İlk defa böyle bir şey duyuyordum. Daha 15 Temmuz filan yoktu. Ama 17-25 Aralık 2013 soruşturmaları açılmış, Milli Güvenlik Kurulu Fethullahçıları PKK ile aynı ölçüde tehdit sayar olmuştu.
2014’te bir Mayıs günüydü. Hasta ziyaretine gelenlerde de ciddi bir AK Parti ağırlığı vardı ve konu da buraya gelmişti. İşte yolsuzluk soruşturmaları Cemaatin tezgâhıydı, muhalefet onların peşine takıldığı için 30 Mart yerel seçimlerinde oy alamamıştı, az çok duyduğumuz söylemlerdi.
Ama bu farklıydı. AK Partili ziyaretçi, AK Partinin ağırlıklı bir ismi olan hasta yakınına “Başkanım” demişti, “Ben hayatımda mitinge katılmamıştım. Ama bu defa çoluğu çocuğu aldım, Kazlıçeşme’ye gittim, Başbakan'a sahip çıkmaya. Biliyorsunuz, benim damat Fethullahçı ama kızım Müslüman.”
Duyar duymaz kanım donmuştu ve az önce okuduğunuz soruyu sormuştum: Fethullahçı diye artık damadını Müslümandan saymıyor muydu?
“Yani benim kızım gerçek Müslüman” diye toparlamaya çalışmıştı
AK Partili; “Damat seçimde Başbakan'a oy kullanmasın diye
memleketine götürmeye kalktı ama o karşı çıkıp oyunu kullandı.”
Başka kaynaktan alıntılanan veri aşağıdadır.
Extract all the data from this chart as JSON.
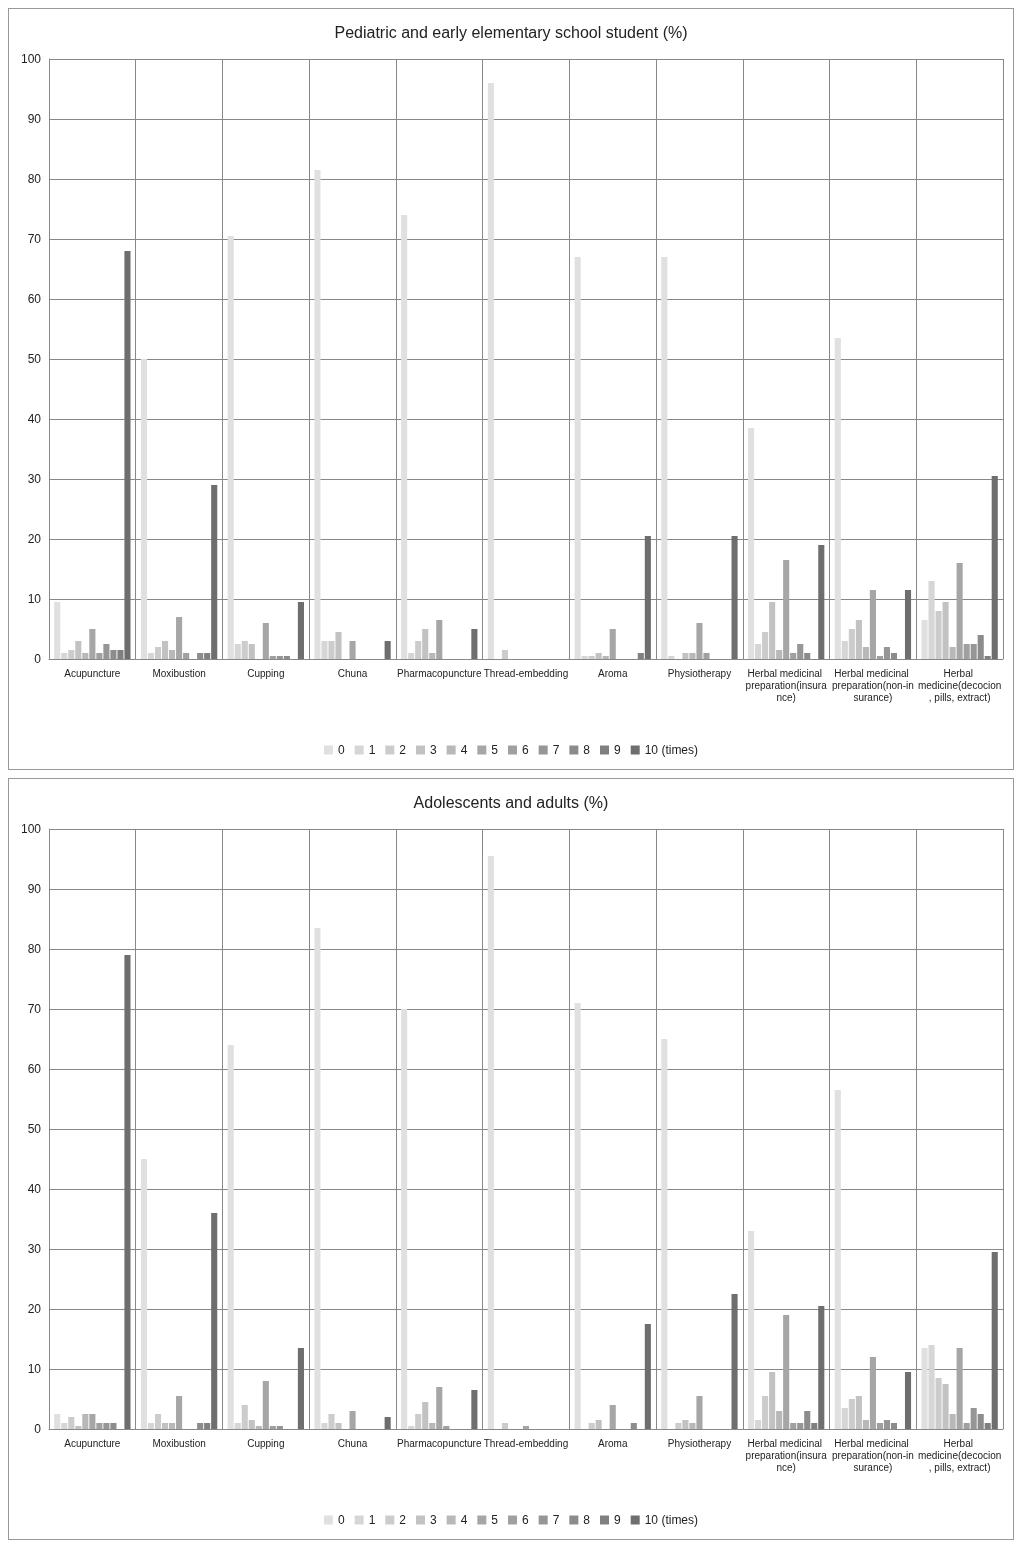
{
  "chart_data": [
    {
      "type": "bar",
      "title": "Pediatric and early elementary school student (%)",
      "categories": [
        "Acupuncture",
        "Moxibustion",
        "Cupping",
        "Chuna",
        "Pharmacopuncture",
        "Thread-embedding",
        "Aroma",
        "Physiotherapy",
        "Herbal medicinal preparation(insurance)",
        "Herbal medicinal preparation(non-insurance)",
        "Herbal medicine(decocion, pills, extract)"
      ],
      "ylim": [
        0,
        100
      ],
      "yticks": [
        0,
        10,
        20,
        30,
        40,
        50,
        60,
        70,
        80,
        90,
        100
      ],
      "grid": true,
      "legend": "bottom",
      "series": [
        {
          "name": "0",
          "color": "#e0e0e0",
          "values": [
            9.5,
            50,
            70.5,
            81.5,
            74,
            96,
            67,
            67,
            38.5,
            53.5,
            6.5
          ]
        },
        {
          "name": "1",
          "color": "#d6d6d6",
          "values": [
            1,
            1,
            2.5,
            3,
            1,
            0,
            0.5,
            0.5,
            2.5,
            3,
            13
          ]
        },
        {
          "name": "2",
          "color": "#cccccc",
          "values": [
            1.5,
            2,
            3,
            3,
            3,
            1.5,
            0.5,
            0,
            4.5,
            5,
            8
          ]
        },
        {
          "name": "3",
          "color": "#c2c2c2",
          "values": [
            3,
            3,
            2.5,
            4.5,
            5,
            0,
            1,
            1,
            9.5,
            6.5,
            9.5
          ]
        },
        {
          "name": "4",
          "color": "#b8b8b8",
          "values": [
            1,
            1.5,
            0,
            0,
            1,
            0,
            0.5,
            1,
            1.5,
            2,
            2
          ]
        },
        {
          "name": "5",
          "color": "#a6a6a6",
          "values": [
            5,
            7,
            6,
            3,
            6.5,
            0,
            5,
            6,
            16.5,
            11.5,
            16
          ]
        },
        {
          "name": "6",
          "color": "#a0a0a0",
          "values": [
            1,
            1,
            0.5,
            0,
            0,
            0,
            0,
            1,
            1,
            0.5,
            2.5
          ]
        },
        {
          "name": "7",
          "color": "#969696",
          "values": [
            2.5,
            0,
            0.5,
            0,
            0,
            0,
            0,
            0,
            2.5,
            2,
            2.5
          ]
        },
        {
          "name": "8",
          "color": "#8c8c8c",
          "values": [
            1.5,
            1,
            0.5,
            0,
            0,
            0,
            0,
            0,
            1,
            1,
            4
          ]
        },
        {
          "name": "9",
          "color": "#808080",
          "values": [
            1.5,
            1,
            0,
            0,
            0,
            0,
            1,
            0,
            0,
            0,
            0.5
          ]
        },
        {
          "name": "10 (times)",
          "color": "#6e6e6e",
          "values": [
            68,
            29,
            9.5,
            3,
            5,
            0,
            20.5,
            20.5,
            19,
            11.5,
            30.5
          ]
        }
      ]
    },
    {
      "type": "bar",
      "title": "Adolescents and adults (%)",
      "categories": [
        "Acupuncture",
        "Moxibustion",
        "Cupping",
        "Chuna",
        "Pharmacopuncture",
        "Thread-embedding",
        "Aroma",
        "Physiotherapy",
        "Herbal medicinal preparation(insurance)",
        "Herbal medicinal preparation(non-insurance)",
        "Herbal medicine(decocion, pills, extract)"
      ],
      "ylim": [
        0,
        100
      ],
      "yticks": [
        0,
        10,
        20,
        30,
        40,
        50,
        60,
        70,
        80,
        90,
        100
      ],
      "grid": true,
      "legend": "bottom",
      "series": [
        {
          "name": "0",
          "color": "#e0e0e0",
          "values": [
            2.5,
            45,
            64,
            83.5,
            70,
            95.5,
            71,
            65,
            33,
            56.5,
            13.5
          ]
        },
        {
          "name": "1",
          "color": "#d6d6d6",
          "values": [
            1,
            1,
            1,
            1,
            0.5,
            0,
            0,
            0,
            1.5,
            3.5,
            14
          ]
        },
        {
          "name": "2",
          "color": "#cccccc",
          "values": [
            2,
            2.5,
            4,
            2.5,
            2.5,
            1,
            1,
            1,
            5.5,
            5,
            8.5
          ]
        },
        {
          "name": "3",
          "color": "#c2c2c2",
          "values": [
            0.5,
            1,
            1.5,
            1,
            4.5,
            0,
            1.5,
            1.5,
            9.5,
            5.5,
            7.5
          ]
        },
        {
          "name": "4",
          "color": "#b8b8b8",
          "values": [
            2.5,
            1,
            0.5,
            0,
            1,
            0,
            0,
            1,
            3,
            1.5,
            2.5
          ]
        },
        {
          "name": "5",
          "color": "#a6a6a6",
          "values": [
            2.5,
            5.5,
            8,
            3,
            7,
            0.5,
            4,
            5.5,
            19,
            12,
            13.5
          ]
        },
        {
          "name": "6",
          "color": "#a0a0a0",
          "values": [
            1,
            0,
            0.5,
            0,
            0.5,
            0,
            0,
            0,
            1,
            1,
            1
          ]
        },
        {
          "name": "7",
          "color": "#969696",
          "values": [
            1,
            0,
            0.5,
            0,
            0,
            0,
            0,
            0,
            1,
            1.5,
            3.5
          ]
        },
        {
          "name": "8",
          "color": "#8c8c8c",
          "values": [
            1,
            1,
            0,
            0,
            0,
            0,
            1,
            0,
            3,
            1,
            2.5
          ]
        },
        {
          "name": "9",
          "color": "#808080",
          "values": [
            0,
            1,
            0,
            0,
            0,
            0,
            0,
            0,
            1,
            0,
            1
          ]
        },
        {
          "name": "10 (times)",
          "color": "#6e6e6e",
          "values": [
            79,
            36,
            13.5,
            2,
            6.5,
            0,
            17.5,
            22.5,
            20.5,
            9.5,
            29.5
          ]
        }
      ]
    }
  ]
}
Daha ortada darbe girişimi filan yokken şahit olduğum bu durumu, o
zaman hala yayında olan Radikal’de 9 Mayıs günü tam da bu başlıkla
anlatmıştım.
Daha o zamandan ayrım birbirini Müslüman görmemeye dek derinleşmişti; 15 Temmuz gecesi ve sonrasında yaşananları bir anda ortaya çıkmış bir gelişme gibi görmemek lazım.